North Jersey St. Ry. Co. v. Purdy

142 F. 955 | 3rd Cir. | 1906

DALLAS, Circuit Judge.

The parties to this case will he referred to as they respectively stood in the court below; that is to say, the plaintiff in error will be designated as the defendant, and the defendant in error as the plaintiff. The action was brought to recover damages for personal injuries sustained by the plaintiff, which she alleged were caused by the negligence of the defendant’s servants. On November 18, 1904, she was a passenger on a trolley car of the defendant which collided with a wagon laden with bales of hay, and, as she testified, she was thereby “knocked from the side I [she] was sitting on to the opposite side,” and was seriously hurt. Evidence was adduced by each party, and, the case having been submitted to the jury, a verdict for the plaintiff was rendered, and judgment thereon was entered. Thereupon this writ of error was sued out, and 19 errors have been assigned. But the only substantial questions that have been pressed in argument may be disposed of without treating of the specifications in detail.

The denial of a nonsuit was not assignable for error, and the request of the defendant for the direction of a verdict in its favor was properly refused.
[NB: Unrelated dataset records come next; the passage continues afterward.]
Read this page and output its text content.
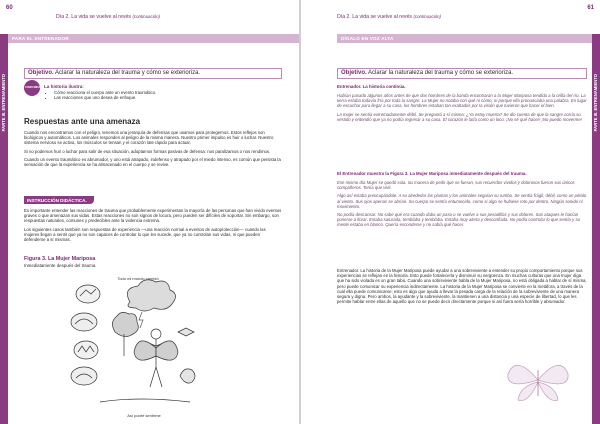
60
Día 2. La vida se vuelve al revés (continuación)
PARA EL ENTRENADOR
PARTE III. ENTRENAMIENTO
Objetivo. Aclarar la naturaleza del trauma y cómo se exterioriza.
CONOCIMIENTO La historia ilustra:
• Cómo reacciona el cuerpo ante un evento traumático.
• Las reacciones que uno desea de enfoque.
Respuestas ante una amenaza

Cuando nos encontramos con el peligro, tenemos una jerarquía de defensas que usamos para protegernos. Estos reflejos son biológicos y automáticos. Los animales responden al peligro de la misma manera. Nuestro primer impulso es huir o luchar. Nuestro sistema nervioso se activa, los músculos se tensan y el corazón late rápido para actuar.

Si no podemos huir o luchar para salir de esa situación, adoptamos formas pasivas de defensa: nos paralizamos o nos rendimos.

Cuando un evento traumático es abrumador, y uno está atrapado, indefenso y atrapado por el miedo intenso, es común que persista la sensación de que la experiencia se ha almacenado en el cuerpo y se revive.

INSTRUCCIÓN DIDÁCTICA.

Es importante entender las reacciones de trauma que probablemente experimentan la mayoría de las personas que han vivido eventos graves o que amenazan sus vidas. Estas reacciones no son signos de locura, pero pueden ser difíciles de soportar. Sin embargo, son respuestas naturales, comunes y predecibles ante la violencia extrema.

Los siguientes casos también son respuestas de experiencia —una reacción normal a eventos de autoprotección— cuando las mujeres llegan a sentir que ya no son capaces de controlar lo que les sucede, que ya no controlan sus vidas, ni que pueden defenderse a sí mismas.

Figura 3. La Mujer Mariposa
Inmediatamente después del trauma.
Todo mi mundo cambió
Así podré sentirme
61
Día 2. La vida se vuelve al revés (continuación)
DÍGALO EN VOZ ALTA
PARTE III. ENTRENAMIENTO
Objetivo. Aclarar la naturaleza del trauma y cómo se exterioriza.
Entrenador. La historia continúa.

Habían pasado algunos años antes de que dos hombres de la banda encontraran a la Mujer Mariposa tendida a la orilla del río. La tierra estaba todavía fría por toda la sangre. La Mujer no notaba con qué ni cómo, ni porque ella pronunciaba una palabra. En lugar de escuchar para llegar a su casa, los hombres estaban tan exaltados por la visión que tuvieron que hacer el bien.

La mujer se sentía extremadamente débil. Se preguntó a sí misma: ¿Ya estoy muerta? Se dio cuenta de que la sangre corría su vestido y entendió que ya no podía regresar a su casa. El corazón le latía como un loco. ¡No sé qué hacer! ¡No puedo moverme!

El Entrenador muestra la Figura 3. La Mujer Mariposa inmediatamente después del trauma.

Ese mismo día Mujer se quedó sola. Su manera de pedir que se fueran, sus recuerdos vividos y dolorosos fueron sus únicos compañeros. Tenía que vivir.

Algo así estaba preocupándole. A su alrededor las plantas y los animales seguían su rumbo. Se sentía frágil, débil, como un pétalo al viento. Sus ojos apenas se abrían. Su cuerpo se sentía entumecido, como si algo se hubiese roto por dentro. Ningún sonido ni movimiento.

No podía descansar. No sabe qué era cuando daba un paso o se vuelve a sus pesadillas y sus dolores. Sus ataques le hacían ponerse a llorar. Estaba saturada, temblaba y temblaba. Estaba muy alerta y desconfiada. No podía controlar lo que sentía y su mente estaba en blanco. Quería esconderse y no sabía qué hacer.

Entrenador. La historia de la Mujer Mariposa puede ayudar a una sobreviviente a entender su propio comportamiento porque sus experiencias se reflejan en la historia. Esto puede fortalecerla y disminuir su vergüenza. En muchas culturas que una mujer diga que ha sido violada es un gran tabú. Cuando una sobreviviente habla de la Mujer Mariposa, no está obligada a hablar de sí misma, pero puede comunicar su experiencia indirectamente. La historia de la Mujer Mariposa se convierte en la metáfora, a través de la cual ella puede comunicarse; esto es algo que ayuda a llevar la pesada carga de la relación de la sobreviviente de una manera segura y digna. Pero ambos, la ayudante y la sobreviviente, la mantienen a una distancia y una especie de libertad, lo que les permite hablar entre ellas de aquello que no se puede decir directamente porque si así fuera sería horrible y abrumador.
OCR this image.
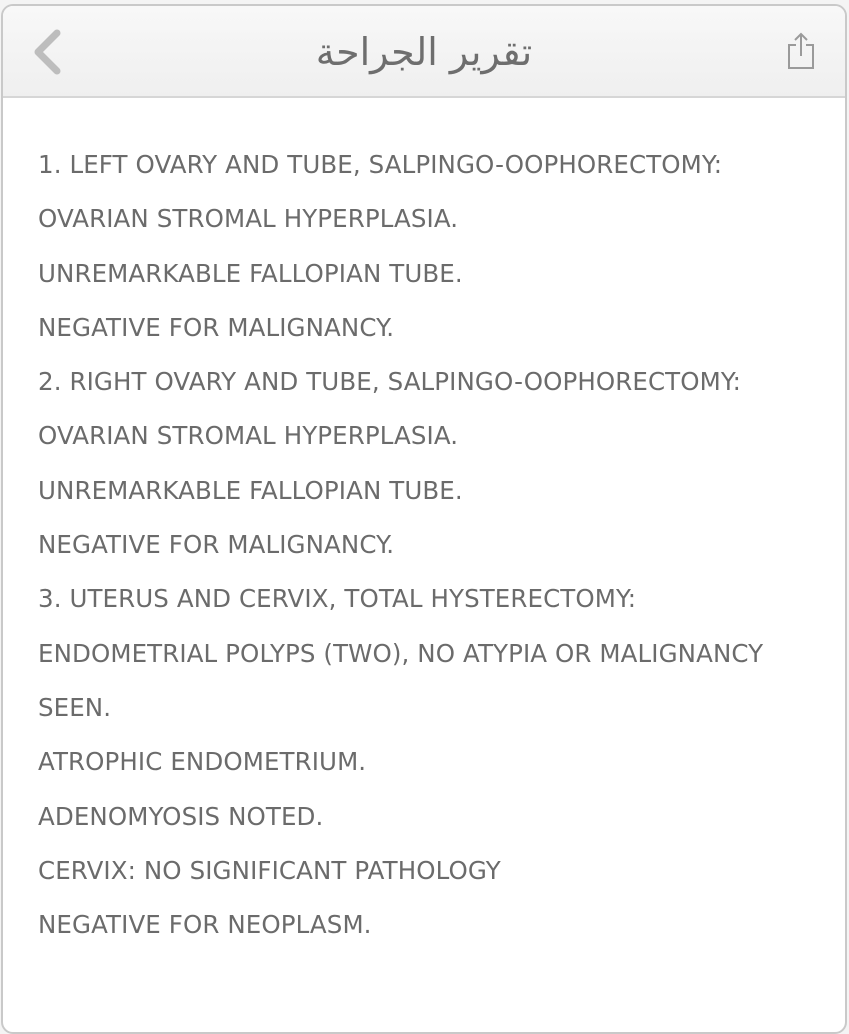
تقرير الجراحة
1. LEFT OVARY AND TUBE, SALPINGO-OOPHORECTOMY:
OVARIAN STROMAL HYPERPLASIA.
UNREMARKABLE FALLOPIAN TUBE.
NEGATIVE FOR MALIGNANCY.
2. RIGHT OVARY AND TUBE, SALPINGO-OOPHORECTOMY:
OVARIAN STROMAL HYPERPLASIA.
UNREMARKABLE FALLOPIAN TUBE.
NEGATIVE FOR MALIGNANCY.
3. UTERUS AND CERVIX, TOTAL HYSTERECTOMY:
ENDOMETRIAL POLYPS (TWO), NO ATYPIA OR MALIGNANCY
SEEN.
ATROPHIC ENDOMETRIUM.
ADENOMYOSIS NOTED.
CERVIX: NO SIGNIFICANT PATHOLOGY
NEGATIVE FOR NEOPLASM.
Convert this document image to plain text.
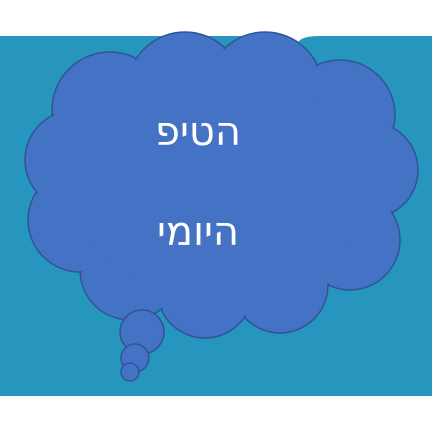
הטיפ
היומי
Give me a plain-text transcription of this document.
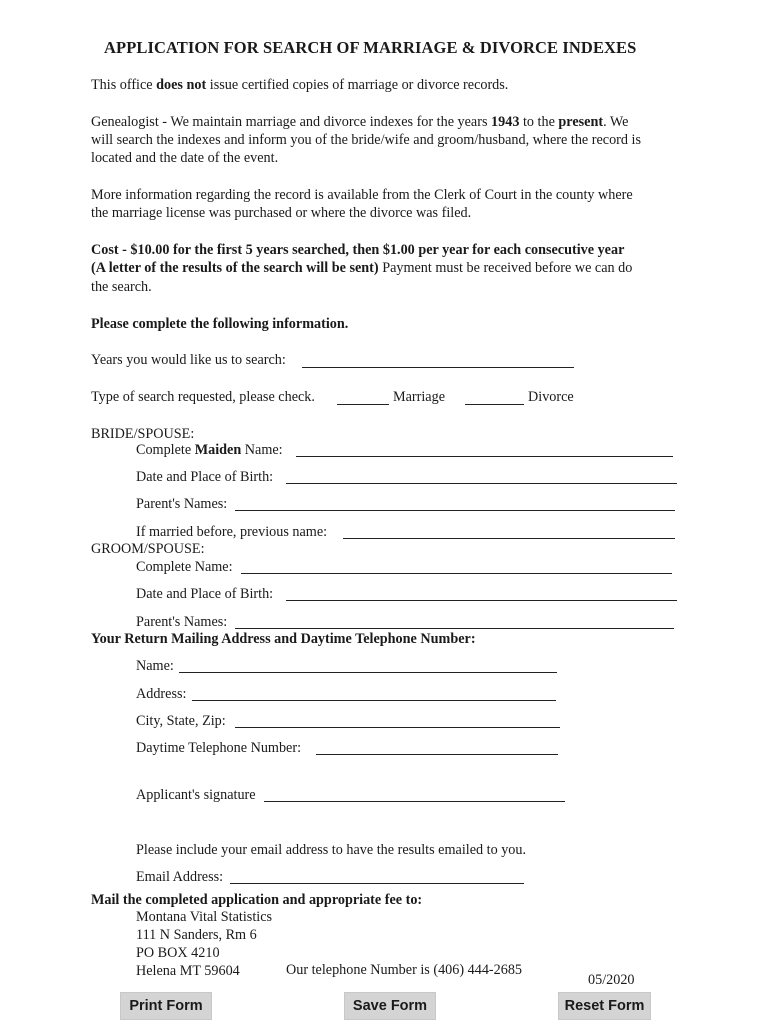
APPLICATION FOR SEARCH OF MARRIAGE & DIVORCE INDEXES
This office does not issue certified copies of marriage or divorce records.
Genealogist - We maintain marriage and divorce indexes for the years 1943 to the present. We
will search the indexes and inform you of the bride/wife and groom/husband, where the record is
located and the date of the event.
More information regarding the record is available from the Clerk of Court in the county where
the marriage license was purchased or where the divorce was filed.
Cost - $10.00 for the first 5 years searched, then $1.00 per year for each consecutive year
(A letter of the results of the search will be sent) Payment must be received before we can do
the search.
Please complete the following information.
Years you would like us to search:
Type of search requested, please check.	Marriage	Divorce
BRIDE/SPOUSE:
Complete Maiden Name:
Date and Place of Birth:
Parent's Names:
If married before, previous name:
GROOM/SPOUSE:
Complete Name:
Date and Place of Birth:
Parent's Names:
Your Return Mailing Address and Daytime Telephone Number:
Name:
Address:
City, State, Zip:
Daytime Telephone Number:
Applicant's signature
Please include your email address to have the results emailed to you.
Email Address:
Mail the completed application and appropriate fee to:
Montana Vital Statistics
111 N Sanders, Rm 6
PO BOX 4210
Helena MT 59604	Our telephone Number is (406) 444-2685
05/2020
Print Form	Save Form	Reset Form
The evidence upon the issue as to the defendant’s negligence was such, at least, that 12 men might reasonably infer from it that the accident was caused by lack of due care upon the part of its servants; and, this being so, the duty of the trial court to submit that issue to the jury was, under the well-settled rule, a perfectly plain one. The happening of an injurious accident is, in passenger cases, prima facie evidence of negligence on the part of the carrier, and where, as here, the passenger is not chargeable with contributory negligence, the burden rests upon the carrier to show that its whole duty was performed; and whether or not it was performed by the defendant in this case was rightly referred to the jury for determination upon the evidence. Inland & Seaboard Coasting Co. v. Tolson, 139 U. S. 551, 11 Sup. Ct. 653, 35 L. Ed. 270, and cases there cited.

No reversible error was committed by the learned judge in stating in his charge that “the plaintiff was injured, which is undisputed, while riding in the trolley car of the defendant, on the 18th of November last.” In the next sentence he said: “She was a passenger in that trolley car, and I believe was going towards Jersey City”; and it is not at all likely that the jury supposed him to intend, in this prefatory portion of his instructions, to do more than direct its attention to the plaintiff’s situation and her relation to the defendant company at the time of the accident. He had just cautioned it not to depend upon what he might say about the evidence; and if, as is now contended, the evidence for defendant did warrant a dispute as to the fact of the plaintiff’s having been injured at all, there was nothing in the remark complained of which could reasonably have been understood as precluding the consideration of that evidence. But the truth is that there was, upon the proof, no room to doubt that the plaintiff had been hurt. The extent of her injuries, of course, was open to question; but that question the jury, under proper instructions, disposed of by awarding her damages in the sum of $7,500.

*957The other objections to the charge need not be particularized. None of them is well taken. It frequently happens that sentences ■may be extracted from a charge which, if separately read, would seem to be subject to adverse criticism; but where, as in this instance, the •charge, as a whole, correctly and intelligibly states the law applicable to the case, no ground for reversal is presented. Evanston v. Gunn, 99 U. S. 660, 25 L. Ed. 306; Redhing v. Central R. R. Co., 68 N. J. Raw, 641, 54 Atl. 431; Camden & S. Railway Co. v. Burr, 91 Fed. 351, 33 C. C. A. 557.

The suggestion made in the brief of the plaintiff in error, that the •diverse citizenship of the parties, necessary to give the circuit court jurisdiction, was not adequately established, comes too late, and is without merit. The point was not made in the court below, and is not raised by any specification in this court. Moreover, the plaintiff •did testify that she had gone from New Jersey to New York after the accident, and, upon being asked, “Were you in bed in your home in New York?” she replied, “Yes, sir.” She was not cross-examined upon the subject, and, in view of the defendant’s acquiescence throughout the trial in the assumption that it had been sufficiently shown that she was a citizen of New York to entitle her to sue in a court of the United States for the district of New Jersey, we do not deem it necessary to further consider the matter. Bradstreet v. Thomas, 37 U. S. 57, 9 R. Ed. 999; Western Union Beef Co. v. Thurman, 70 Fed. 960, 17 C. C. A. 542.

No error is disclosed by the record, and therefore the judgment of the Circuit Court is affirmed.